16/12/2013
O homem contemporâneo vivencia uma série de paradoxos. Tomado por um mal-estar constante busca reconhecimento e, ao mesmo tempo, tem grande dificuldade de perceber e valorizar o outro. Aqueles que atuam na gestão ou no cuidado em saúde vivem os mesmos desafios acrescidos das pressões do mundo do trabalho, que também recaem sobre esses profissionais. Os valores dominantes na atualidade – onde os laços sociais se enfraquecem e o domínio privado recrudesce em detrimento do público – parecem seguir na contramão dos princípios da Reforma Sanitária, o que coloca um imenso desafio para o campo da saúde coletiva. Para fazer face a esse processo em curso de descuido sistemático com as pessoas e valorização exagerada da racionalidade, autores propõem uma abordagem diferenciada de pesquisa e intervenção, apresentada no livro Subjetividade, gestão e cuidado em saúde: abordagens da psicossociologia, de Creuza da Silva Azevedo e Marilene de Castilho Sá (orgs.), lançamento da Editora Fiocruz.
O livro não pretende ser um instrumento normativo ou uma ‘caixa de ferramentas’. Apresenta, porém, uma abordagem teórico-metodológica diferenciada que pode ser muito útil àqueles que desejam estudar e transformar a atual dinâmica da gestão e do cuidado em saúde. Trata-se de um caminho de investigação que vem sendo trilhado pelas organizadoras do livro e que articula três eixos, trazendo-os para o campo da saúde: a abordagem da psicossociologia francesa sobre as organizações e a sociedade (de Eugène Enriquez e André Lévy); a teoria psicanalítica sobre os processos intersubjetivos e grupais (de René Kaës); e a psicodinâmica do trabalho (de Christophe Dejours).
A coletânea tem 14 capítulos e está dividida em duas partes. A primeira traz uma discussão teórico-conceitual e se encerra com a exposição de bases metodológicas para a abordagem proposta – são as contribuições das narrativas de vida e da clínica psicossociológica. Ao longo de todo o livro, evidenciam-se os desafios colocados pela dimensão subjetiva do processo de trabalho em saúde, altamente exigente de elaborações psíquicas e de inventividade, em virtude do contato diário com a dor, a morte e o sofrimento alheios. Do mesmo modo, colocam-se os desafios para o trabalho gerencial, que, pela centralidade de sua dimensão intersubjetiva, assim como o trabalho em saúde, apresenta elevado grau de descontrole.
Creuza e Marilene, ambas doutoras em psicologia e pesquisadoras da Escola Nacional de Saúde Pública (Ensp/Fiocruz), apoiadas na leitura psicossociológica sobre as organizações e o imaginário social, compreendem os serviços de saúde como um universo simbólico e imaginário. De acordo com as organizadoras do livro, as possibilidades de mudança dependem do fortalecimento de dispositivos e processos de gestão e de organização do trabalho que favoreçam aos gestores e trabalhadores o acesso a sua própria subjetividade. Desse modo, eles reconheceriam as fontes de seu sofrimento e prazer no trabalho, os vínculos afetivos que os ligam à organização e o sentido do trabalho em suas vidas.

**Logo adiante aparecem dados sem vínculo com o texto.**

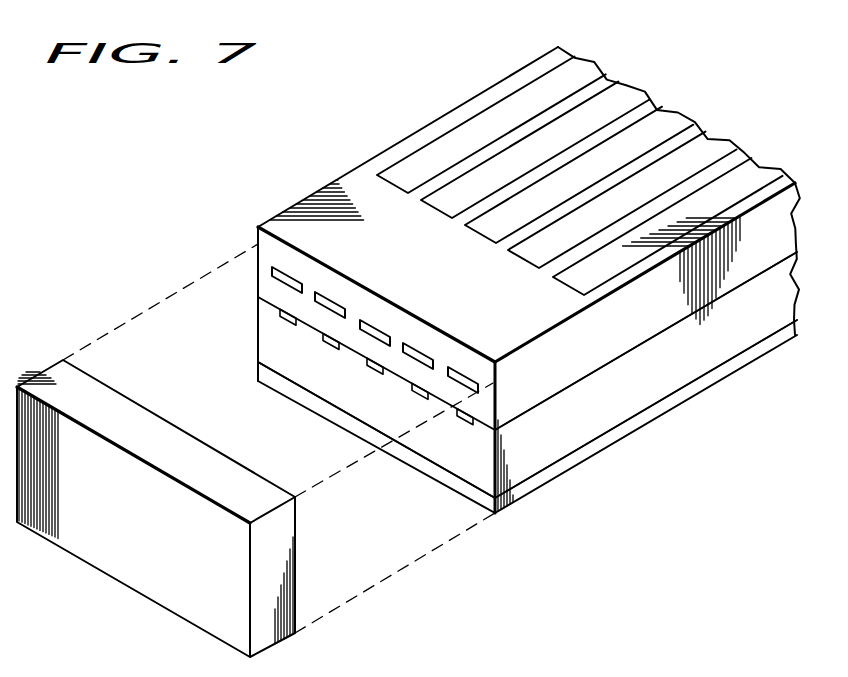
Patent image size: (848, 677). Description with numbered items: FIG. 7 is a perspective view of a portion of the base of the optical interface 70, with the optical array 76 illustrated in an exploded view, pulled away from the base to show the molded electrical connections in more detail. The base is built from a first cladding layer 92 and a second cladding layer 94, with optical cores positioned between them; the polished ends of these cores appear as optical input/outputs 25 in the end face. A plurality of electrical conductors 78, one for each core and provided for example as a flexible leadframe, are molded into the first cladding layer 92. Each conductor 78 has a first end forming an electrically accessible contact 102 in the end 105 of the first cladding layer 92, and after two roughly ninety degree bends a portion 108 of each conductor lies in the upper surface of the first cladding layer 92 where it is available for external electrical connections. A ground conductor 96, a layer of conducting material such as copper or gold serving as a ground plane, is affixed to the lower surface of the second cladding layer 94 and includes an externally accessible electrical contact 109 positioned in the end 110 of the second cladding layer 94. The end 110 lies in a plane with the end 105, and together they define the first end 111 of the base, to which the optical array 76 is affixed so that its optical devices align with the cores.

The connector assembly 70 is at (156, 171).
The optical array 76 is at (135, 573).
The electrical conductors 78 is at (618, 98).
The portion of electrical conductor 108 is at (575, 74).
The first cladding layer 92 is at (733, 273).
The second cladding layer 94 is at (655, 383).
The ground conductor 96 is at (586, 447).
The electrically accessible contact 102 is at (371, 325).
The end of first cladding layer 105 is at (441, 346).
The optical input/output 25 is at (284, 313).
The first end of base 111 is at (348, 400).
The end of second cladding layer 110 is at (416, 446).
The externally accessible electrical contact 109 is at (452, 487).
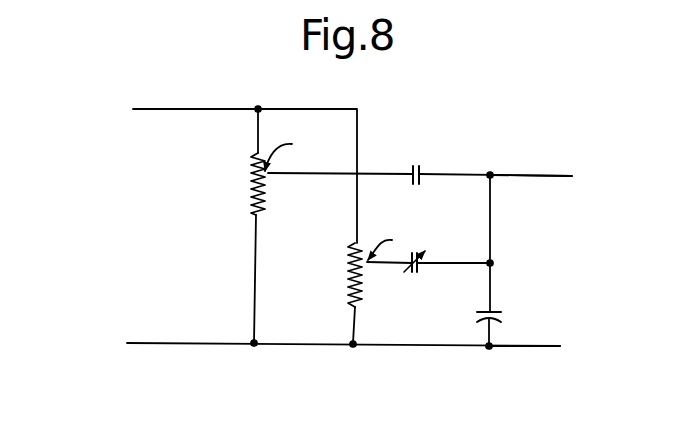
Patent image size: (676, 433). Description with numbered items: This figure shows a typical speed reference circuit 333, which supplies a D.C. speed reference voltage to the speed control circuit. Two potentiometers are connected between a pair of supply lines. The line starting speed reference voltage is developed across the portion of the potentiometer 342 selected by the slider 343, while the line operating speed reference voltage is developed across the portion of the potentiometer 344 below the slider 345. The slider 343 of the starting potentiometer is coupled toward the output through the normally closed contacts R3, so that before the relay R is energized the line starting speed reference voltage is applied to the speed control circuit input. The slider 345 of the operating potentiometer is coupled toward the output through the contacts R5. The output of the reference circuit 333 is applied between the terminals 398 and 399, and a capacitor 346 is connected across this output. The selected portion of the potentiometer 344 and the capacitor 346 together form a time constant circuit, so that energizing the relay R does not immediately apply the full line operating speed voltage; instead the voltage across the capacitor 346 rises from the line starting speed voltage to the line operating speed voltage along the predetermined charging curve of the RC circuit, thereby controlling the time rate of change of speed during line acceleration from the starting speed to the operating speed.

The speed reference circuit 333 is at (387, 107).
The potentiometer 344 is at (247, 203).
The slider 345 is at (303, 150).
The potentiometer 342 is at (350, 283).
The slider 343 is at (400, 236).
The capacitor R5 is at (422, 169).
The normally closed contacts R3 is at (421, 268).
The capacitor 346 is at (495, 311).
The terminal 398 is at (560, 175).
The terminal 399 is at (560, 346).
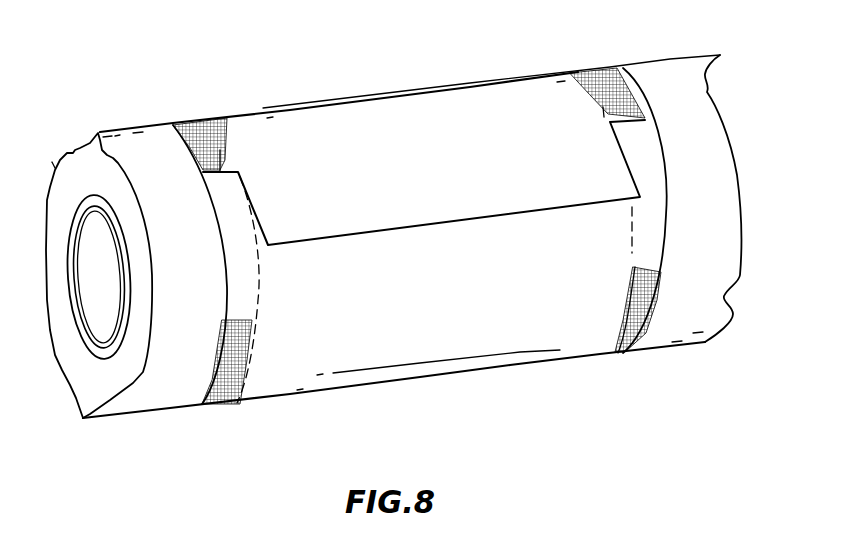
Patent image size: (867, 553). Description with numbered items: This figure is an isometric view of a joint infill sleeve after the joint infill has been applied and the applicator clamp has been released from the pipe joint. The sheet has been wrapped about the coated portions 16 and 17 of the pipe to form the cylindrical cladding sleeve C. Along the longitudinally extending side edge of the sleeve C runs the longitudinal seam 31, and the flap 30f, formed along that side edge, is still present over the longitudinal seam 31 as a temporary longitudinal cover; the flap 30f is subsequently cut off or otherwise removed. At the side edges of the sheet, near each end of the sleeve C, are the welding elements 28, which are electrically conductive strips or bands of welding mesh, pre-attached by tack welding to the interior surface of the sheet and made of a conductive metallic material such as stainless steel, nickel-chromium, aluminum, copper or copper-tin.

The coated portion 16 is at (99, 131).
The coated portion 17 is at (644, 66).
The welding elements 28 is at (236, 397).
The flap 30f is at (437, 205).
The longitudinal seam 31 is at (219, 166).
The sleeve C is at (441, 354).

Já a segunda parte do livro reúne estudos empíricos e exemplos de intervenções orientados pela abordagem proposta pelas organizadoras. São pesquisas e/ou ações em hospitais, em serviços de atenção psicossocial, em uma unidade de saúde da família e em um serviço especializado de oncologia pediátrica, além de uma intervenção clínica psicossociológica em um curso de gestão da Ensp. Apesar das fragilidades identificadas nas práticas predominantes no SUS, analisam-se as possibilidades de mudança no cuidado e na gestão, pautadas pela capacidade de escuta, pelos espaços de diálogo e troca e pela inventividade no cotidiano do trabalho.
As diferentes experiências apresentadas buscam ressaltar que o cuidado e a gestão, quando demasiadamente centrados na racionalidade médica e instrumental, podem não só dificultar a solidariedade entre os sujeitos, mas também agravar a indiferença em relação ao sofrimento do outro. Neste sentido, os trabalhos apresentados na segunda parte do livro demonstram a importância da dimensão subjetiva e dos processos intersubjetivos na produção do cuidado, na gestão e na própria formação dos profissionais de saúde.
Assim, Subjetividade, gestão e cuidado em saúde: abordagens da psicossociologia traz a necessidade de se ampliar o foco de análise e de intervenção nos processos organizacionais. O livro sinaliza a importância dos aspectos histórico, institucional, individual e grupal, entre outros, como recortes que se articulam na explicação dos problemas e desafios dos serviços de saúde.